Hewlett-Packard has announced plans to cut 9,000 jobs as it restructures its enterprise services business and automates the services it offers enterprise customers.
The company has spent the last 20 months integrating EDS, the consultancy and services business it acquired in 2008.
As part of the restructuring, HP will consolidate the data centers and management platforms it uses to deliver enterprise services, taking the opportunity to automate many aspects of its work. That automation and consolidation will allow it to eliminate around 9,000 jobs, it said on Tuesday.

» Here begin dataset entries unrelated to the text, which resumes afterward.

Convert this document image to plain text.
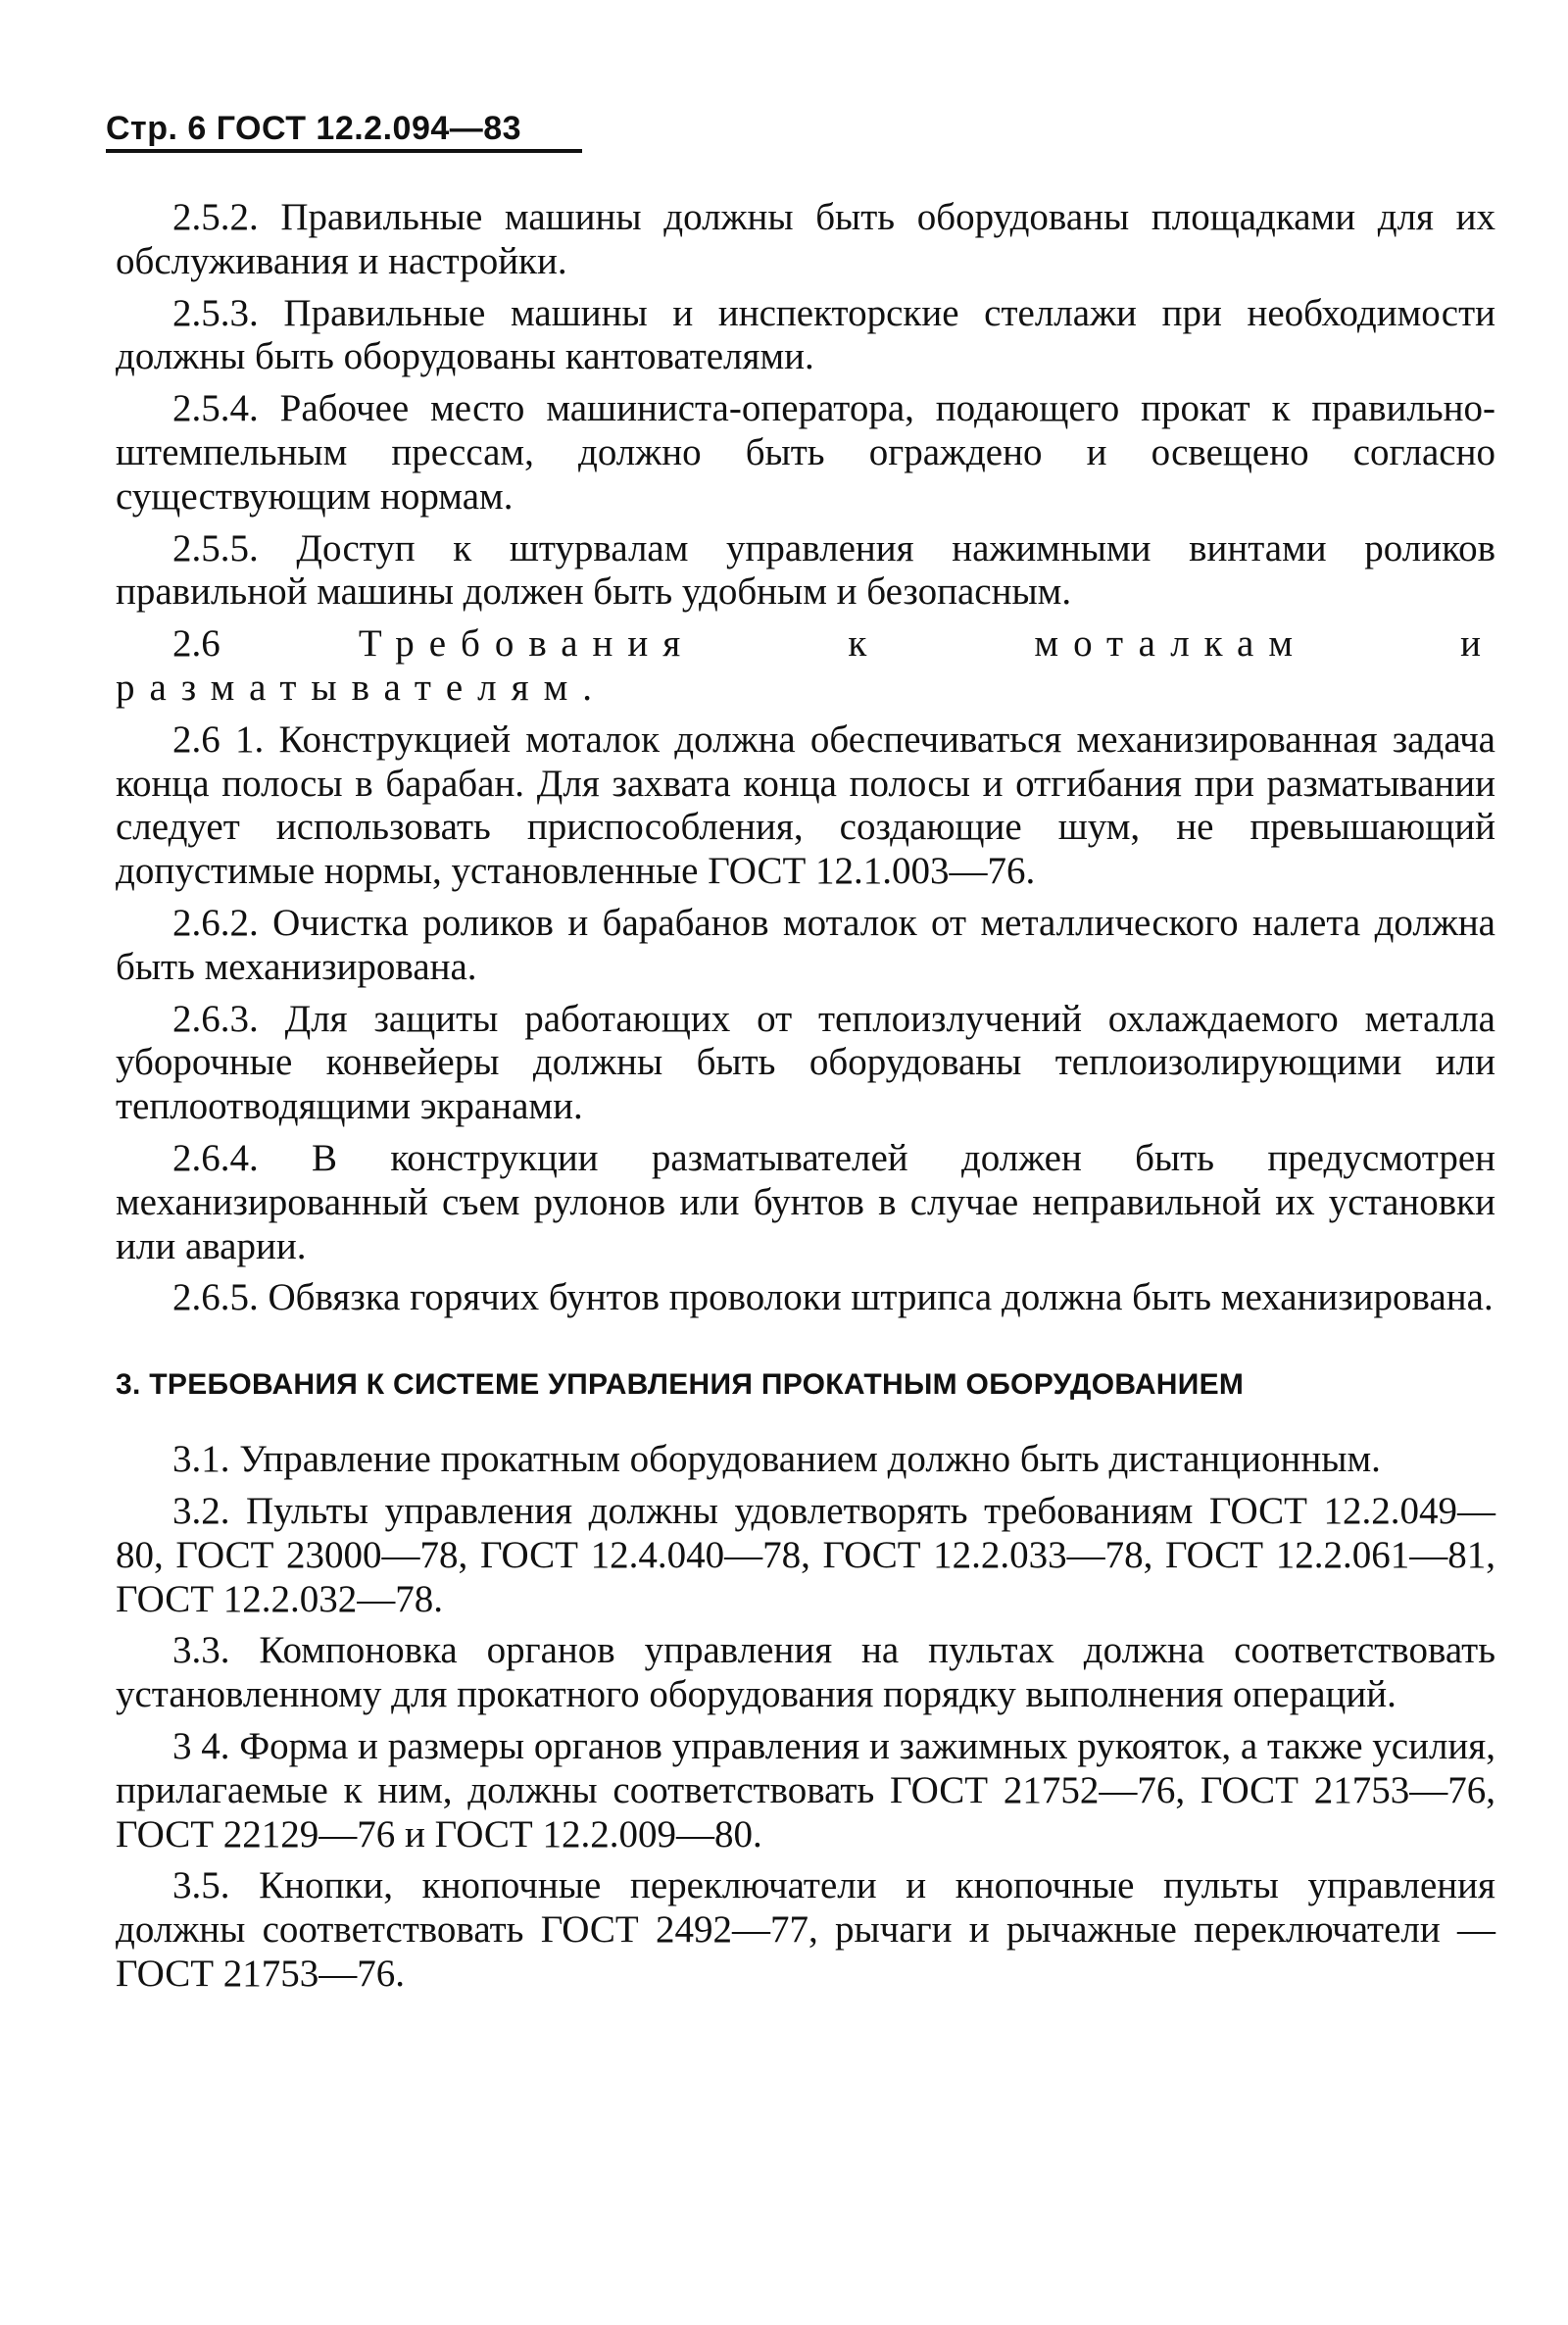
Стр. 6 ГОСТ 12.2.094—83

2.5.2. Правильные машины должны быть оборудованы площадками для их обслуживания и настройки.

2.5.3. Правильные машины и инспекторские стеллажи при необходимости должны быть оборудованы кантователями.

2.5.4. Рабочее место машиниста-оператора, подающего прокат к правильно-штемпельным прессам, должно быть ограждено и освещено согласно существующим нормам.

2.5.5. Доступ к штурвалам управления нажимными винтами роликов правильной машины должен быть удобным и безопасным.

2.6	Требования к моталкам и разматывателям.

2.6 1. Конструкцией моталок должна обеспечиваться механизированная задача конца полосы в барабан. Для захвата конца полосы и отгибания при разматывании следует использовать приспособления, создающие шум, не превышающий допустимые нормы, установленные ГОСТ 12.1.003—76.

2.6.2. Очистка роликов и барабанов моталок от металлического налета должна быть механизирована.

2.6.3. Для защиты работающих от теплоизлучений охлаждаемого металла уборочные конвейеры должны быть оборудованы теплоизолирующими или теплоотводящими экранами.

2.6.4. В конструкции разматывателей должен быть предусмотрен механизированный съем рулонов или бунтов в случае неправильной их установки или аварии.

2.6.5. Обвязка горячих бунтов проволоки штрипса должна быть механизирована.

3. ТРЕБОВАНИЯ К СИСТЕМЕ УПРАВЛЕНИЯ ПРОКАТНЫМ ОБОРУДОВАНИЕМ

3.1. Управление прокатным оборудованием должно быть дистанционным.

3.2. Пульты управления должны удовлетворять требованиям ГОСТ 12.2.049—80, ГОСТ 23000—78, ГОСТ 12.4.040—78, ГОСТ 12.2.033—78, ГОСТ 12.2.061—81, ГОСТ 12.2.032—78.

3.3. Компоновка органов управления на пультах должна соответствовать установленному для прокатного оборудования порядку выполнения операций.

3 4. Форма и размеры органов управления и зажимных рукояток, а также усилия, прилагаемые к ним, должны соответствовать ГОСТ 21752—76, ГОСТ 21753—76, ГОСТ 22129—76 и ГОСТ 12.2.009—80.

3.5. Кнопки, кнопочные переключатели и кнопочные пульты управления должны соответствовать ГОСТ 2492—77, рычаги и рычажные переключатели — ГОСТ 21753—76.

The job cuts will come over a number of years, and will force HP to take a charge of around $1 billion against revenue over the same period. HP expects the changes to result in savings of between $500 million and $700 million after reinvestment.
The first wave of the EDS integration focused on rationalising legal entities and eliminating redundancies, Cathie Lesjack, executive vice president and chief financial officer, said during a conference call Tuesday. As HP learned more about the business, it has discovered new ways to gain efficiencies, Lesjack said.

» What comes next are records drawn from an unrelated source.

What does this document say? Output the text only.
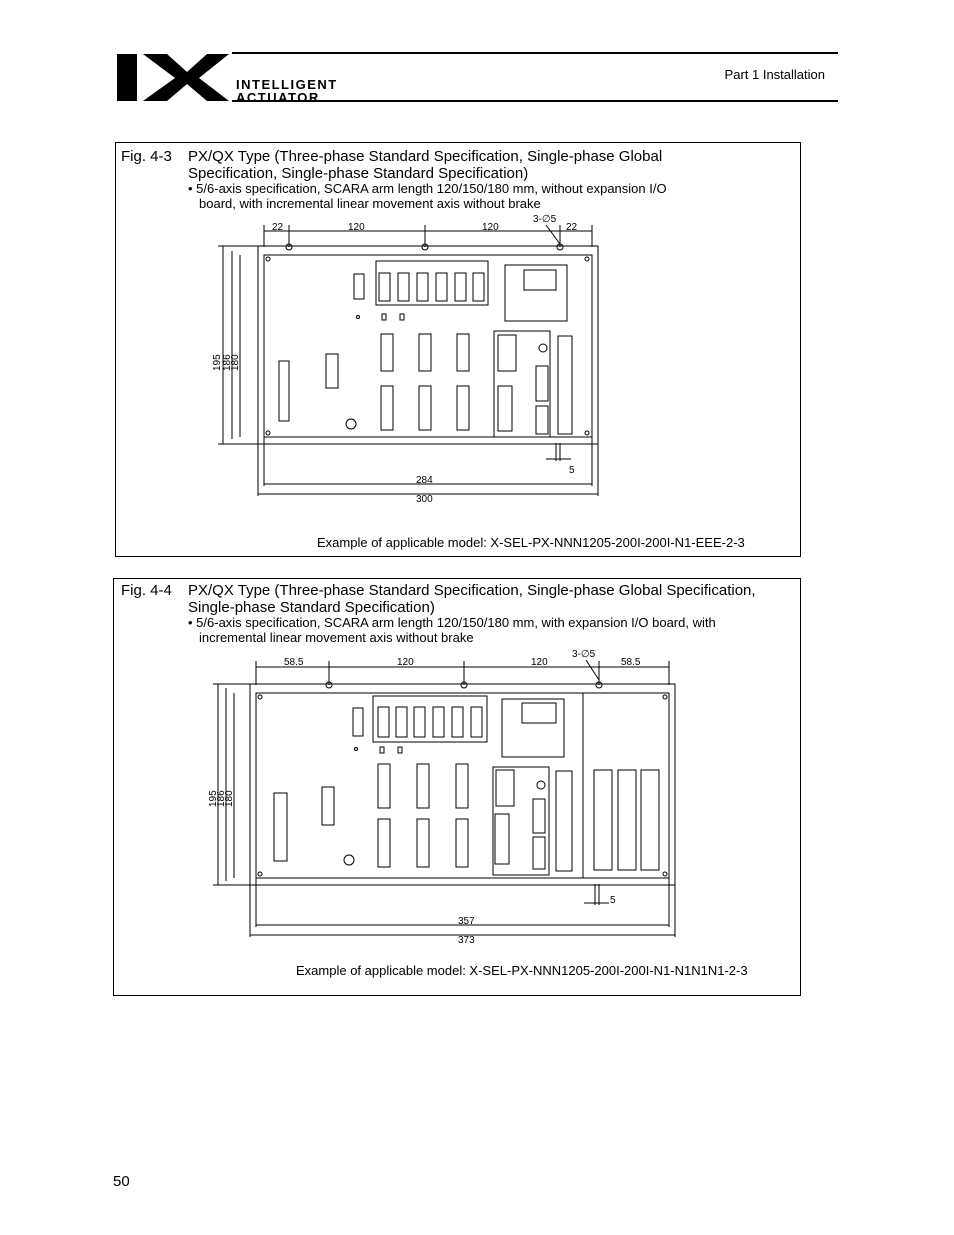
INTELLIGENT
ACTUATOR
Part 1 Installation
Fig. 4-3 PX/QX Type (Three-phase Standard Specification, Single-phase Global
Specification, Single-phase Standard Specification)
• 5/6-axis specification, SCARA arm length 120/150/180 mm, without expansion I/O
board, with incremental linear movement axis without brake
22	120	120	22
3-∅5
195 186
180
5
284
300
Example of applicable model: X-SEL-PX-NNN1205-200I-200I-N1-EEE-2-3
Fig. 4-4 PX/QX Type (Three-phase Standard Specification, Single-phase Global Specification,
Single-phase Standard Specification)
• 5/6-axis specification, SCARA arm length 120/150/180 mm, with expansion I/O board, with
incremental linear movement axis without brake
58.5	120	120	58.5
3-∅5
195
186
180
5
357
373
Example of applicable model: X-SEL-PX-NNN1205-200I-200I-N1-N1N1N1-2-3
50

After closing on the EDS deal, HP announced plans to lay off about 24,600 workers over three years. HP said at the time it would replace about half of those positions. The cuts announced Tuesday are not part of those reductions, according to a spokeswoman.
Services industry will be defined by automation
Meanwhile, HP believes that over the next five to 10 years, the services industry will be defined by automation, which helps from both a cost and quality perspective, executives said.
"The real value to the client comes through automation," said Ann Livermore, executive vice president of HP's Enterprise Business division.
The expected savings will help HP expand its push into areas like private cloud infrastructure services and desktop-as-a-service, according to a statement.
The planned job cuts aren't as severe as they may look, according to Livermore.
Livermore noted that they will occur over multiple years, and that average attrition rates for services businesses is "usually in the high single digits." HP also plans to hire 6,000 workers as part of the new services initiative.
HP's move is a natural one given the market forces in play, according to one industry observer.
"This is part of a larger transition at work, with larger vendors establishing cloud-like automated data centers to serve as targets for application off-loading," said Redmonk analyst Stephen O'Grady.
HP made a big step in that direction in 2007, when it purchased data center automation vendor Opsware for $1.6 billion. The company feels good about its management software portfolio, but plans to make further acquisitions, particularly of the "tuck-in" variety, Livermore said.